A tear came to each of his eyes, and several more. He cried.

“Oh, Daddy, it's okay, I don't want you to be sad.”

“I want to be. I have to be to say goodbye to the world. That's what I want to do in my final time here with you.”

“Do what, just hang out here and feel the most?”

“At least until your dad gives up his ghost.”

Pocahontas

“He's surviving his big trip, don't know if I'll survive mine,” I say to my worried Aunt and Uncle, Char and Sid, who link arms by the shotgun door of the cab of the truck I'll ride up north in away from all I know.

“You sure you trust this schnook?” Sid says.

“No.”

“Then why go?”

“Why stay?” Char says.

“To fight Frank,” he says.

She looks at him as if to say “Don't be a fool,” and he looks back at her with drooping eyes beneath each of which a slender supine crescent moon of red inner eyelid becomes a tiny model of the fifty years of blood and gore the eyes above them have borne witness to.

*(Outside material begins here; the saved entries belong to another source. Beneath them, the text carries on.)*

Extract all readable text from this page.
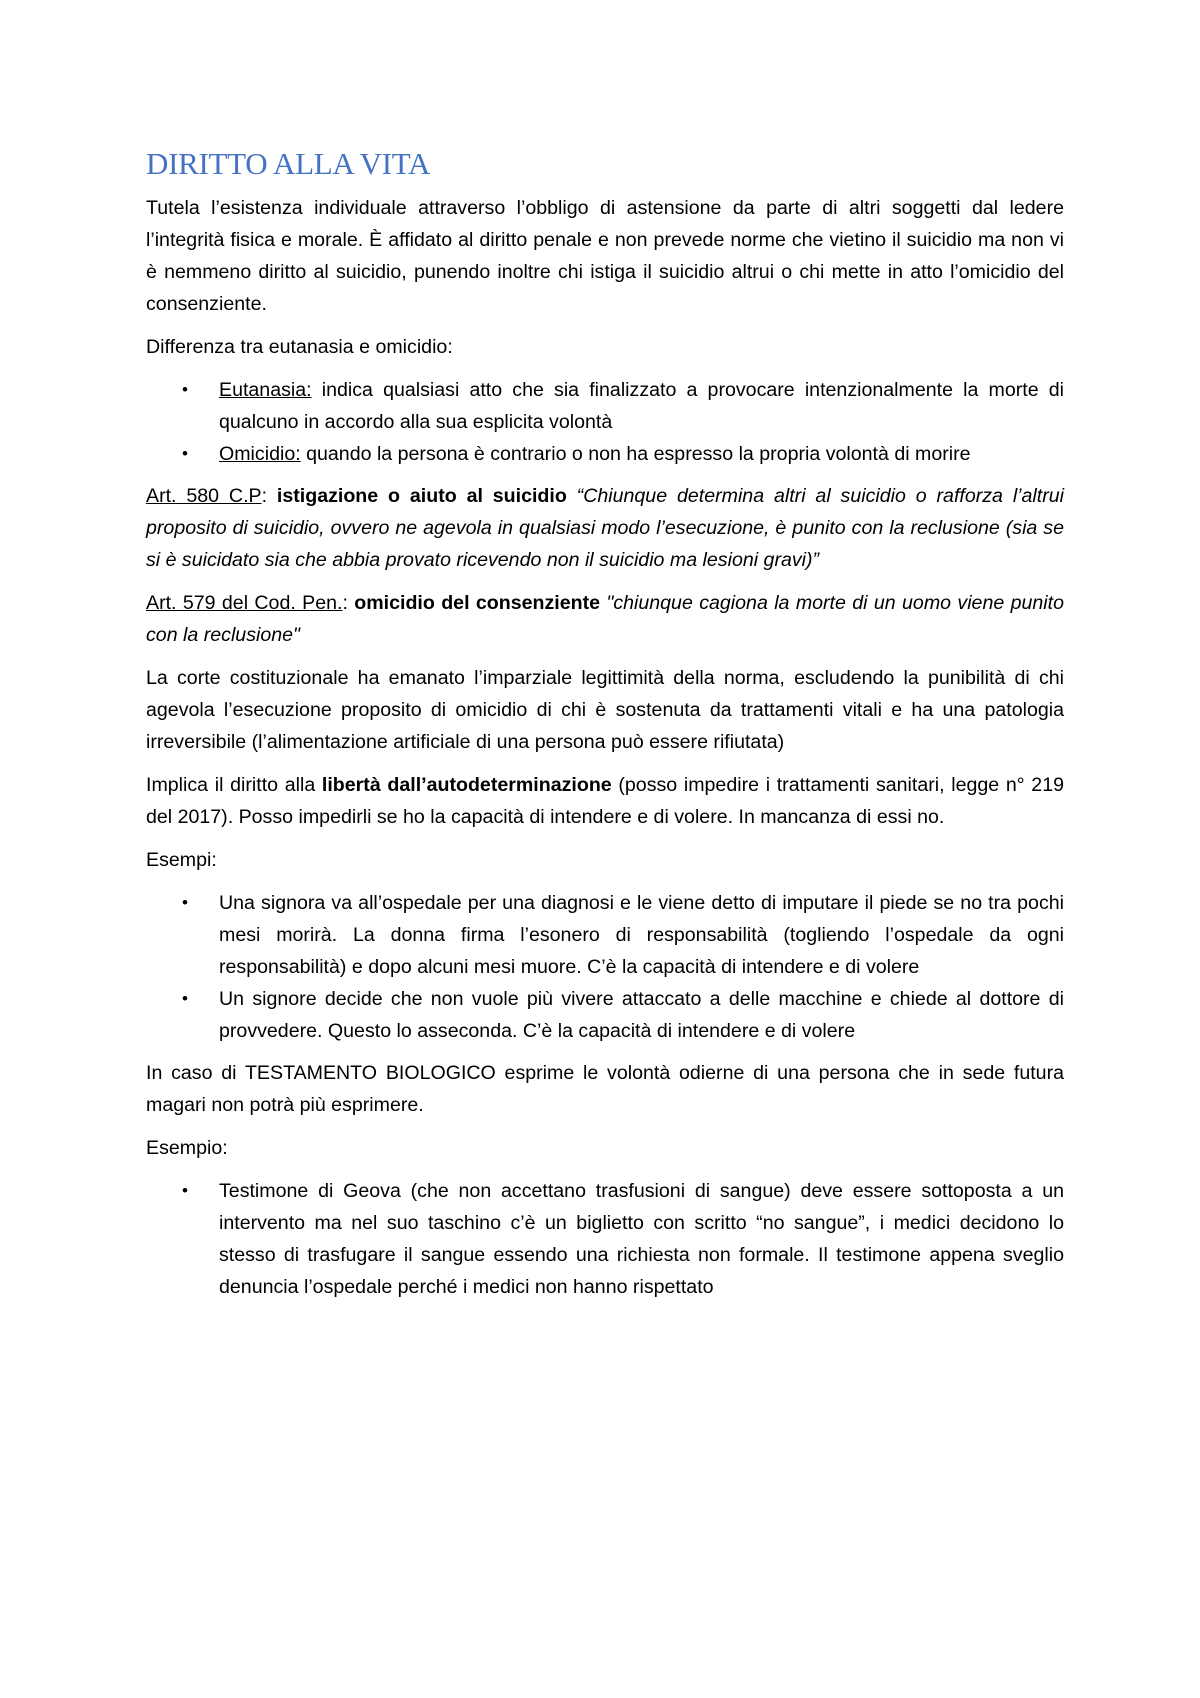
DIRITTO ALLA VITA

Tutela l’esistenza individuale attraverso l’obbligo di astensione da parte di altri soggetti dal ledere l’integrità fisica e morale. È affidato al diritto penale e non prevede norme che vietino il suicidio ma non vi è nemmeno diritto al suicidio, punendo inoltre chi istiga il suicidio altrui o chi mette in atto l’omicidio del consenziente.

Differenza tra eutanasia e omicidio:

• Eutanasia: indica qualsiasi atto che sia finalizzato a provocare intenzionalmente la morte di qualcuno in accordo alla sua esplicita volontà
• Omicidio: quando la persona è contrario o non ha espresso la propria volontà di morire

Art. 580 C.P: istigazione o aiuto al suicidio “Chiunque determina altri al suicidio o rafforza l’altrui proposito di suicidio, ovvero ne agevola in qualsiasi modo l’esecuzione, è punito con la reclusione (sia se si è suicidato sia che abbia provato ricevendo non il suicidio ma lesioni gravi)”

Art. 579 del Cod. Pen.: omicidio del consenziente "chiunque cagiona la morte di un uomo viene punito con la reclusione"

La corte costituzionale ha emanato l’imparziale legittimità della norma, escludendo la punibilità di chi agevola l’esecuzione proposito di omicidio di chi è sostenuta da trattamenti vitali e ha una patologia irreversibile (l’alimentazione artificiale di una persona può essere rifiutata)

Implica il diritto alla libertà dall’autodeterminazione (posso impedire i trattamenti sanitari, legge n° 219 del 2017). Posso impedirli se ho la capacità di intendere e di volere. In mancanza di essi no.

Esempi:

• Una signora va all’ospedale per una diagnosi e le viene detto di imputare il piede se no tra pochi mesi morirà. La donna firma l’esonero di responsabilità (togliendo l’ospedale da ogni responsabilità) e dopo alcuni mesi muore. C’è la capacità di intendere e di volere
• Un signore decide che non vuole più vivere attaccato a delle macchine e chiede al dottore di provvedere. Questo lo asseconda. C’è la capacità di intendere e di volere

In caso di TESTAMENTO BIOLOGICO esprime le volontà odierne di una persona che in sede futura magari non potrà più esprimere.

Esempio:

• Testimone di Geova (che non accettano trasfusioni di sangue) deve essere sottoposta a un intervento ma nel suo taschino c’è un biglietto con scritto “no sangue”, i medici decidono lo stesso di trasfugare il sangue essendo una richiesta non formale. Il testimone appena sveglio denuncia l’ospedale perché i medici non hanno rispettato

And she looks back at him and he looks back at her, and back and forth a dozen times between each blink of eye cuz such a loving pair they are that bitter spousal bickering is done with looks words are far too slow to parse.

“What will you do?” I say.

Char says, “My Uncle Croatan lives on a little island down the coast. We'll winter with him.”

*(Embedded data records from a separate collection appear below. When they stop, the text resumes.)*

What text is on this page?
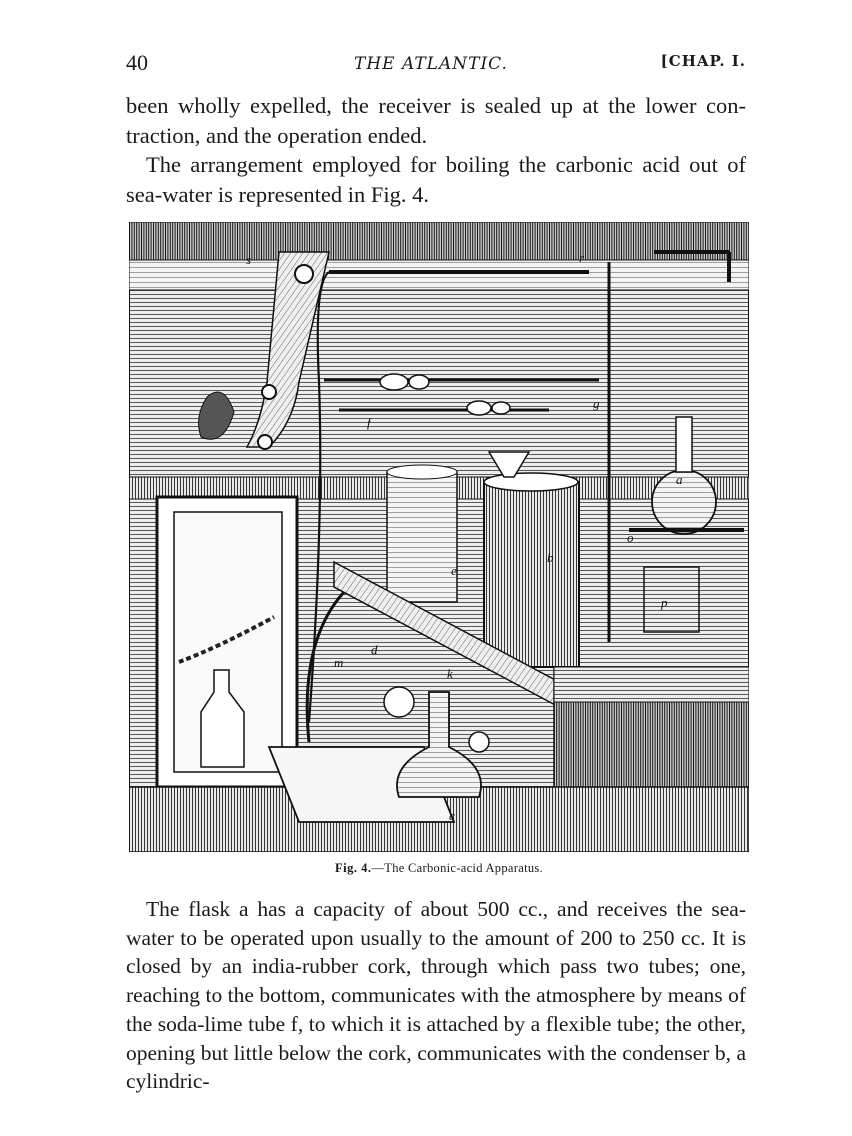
40	THE ATLANTIC.	[CHAP. I.

been wholly expelled, the receiver is sealed up at the lower contraction, and the operation ended.

The arrangement employed for boiling the carbonic acid out of sea-water is represented in Fig. 4.

a
b
c
d
e
f
g
k
m
o
p
r
s
Fig. 4.—The Carbonic-acid Apparatus.

The flask a has a capacity of about 500 cc., and receives the sea-water to be operated upon usually to the amount of 200 to 250 cc. It is closed by an india-rubber cork, through which pass two tubes; one, reaching to the bottom, communicates with the atmosphere by means of the soda-lime tube f, to which it is attached by a flexible tube; the other, opening but little below the cork, communicates with the condenser b, a cylindric-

“Regroup to take on Frank,” Sid says.

“That you'll have to do alone,” Char says as if saying “You spend too much time in the basement making origami instead of helping out with the housework.”

“I'll miss you both so much,” I say. At that, the kohl Char draws around her eyes to make her look less tired is made liquid by her tears and drops from the stark cliffs of her cheeks, which makes Sid and me cry too. Up runs my guy, and like a man eager to hit the road at the end of a long stay with the in-laws, says, “We don't go now, we won't get out alive.”

I'm in the truck, the door is shut, he starts it up, it lurches toward New York, while Sid and Char, feet on the dirt of my hometown, link arms. She waves her left, he waves his right, in unison like a single, unhappy, self-loving beast, or like a wistful mom and dad, bye guys, don't die.

“Whew!” my boyfriend says as we roll up the east coast of what was once known as North America. What a dumb time to say “Whew!” I picture the cuboid of the back of the truck, which contains my new friend the redhead Jack Shit and his beard and his wound. Yes, he, like everyone, is wounded now, on the inside I guess, since no marks show on his skin except that little flesh wound on his arm that don't account for his moldering mood.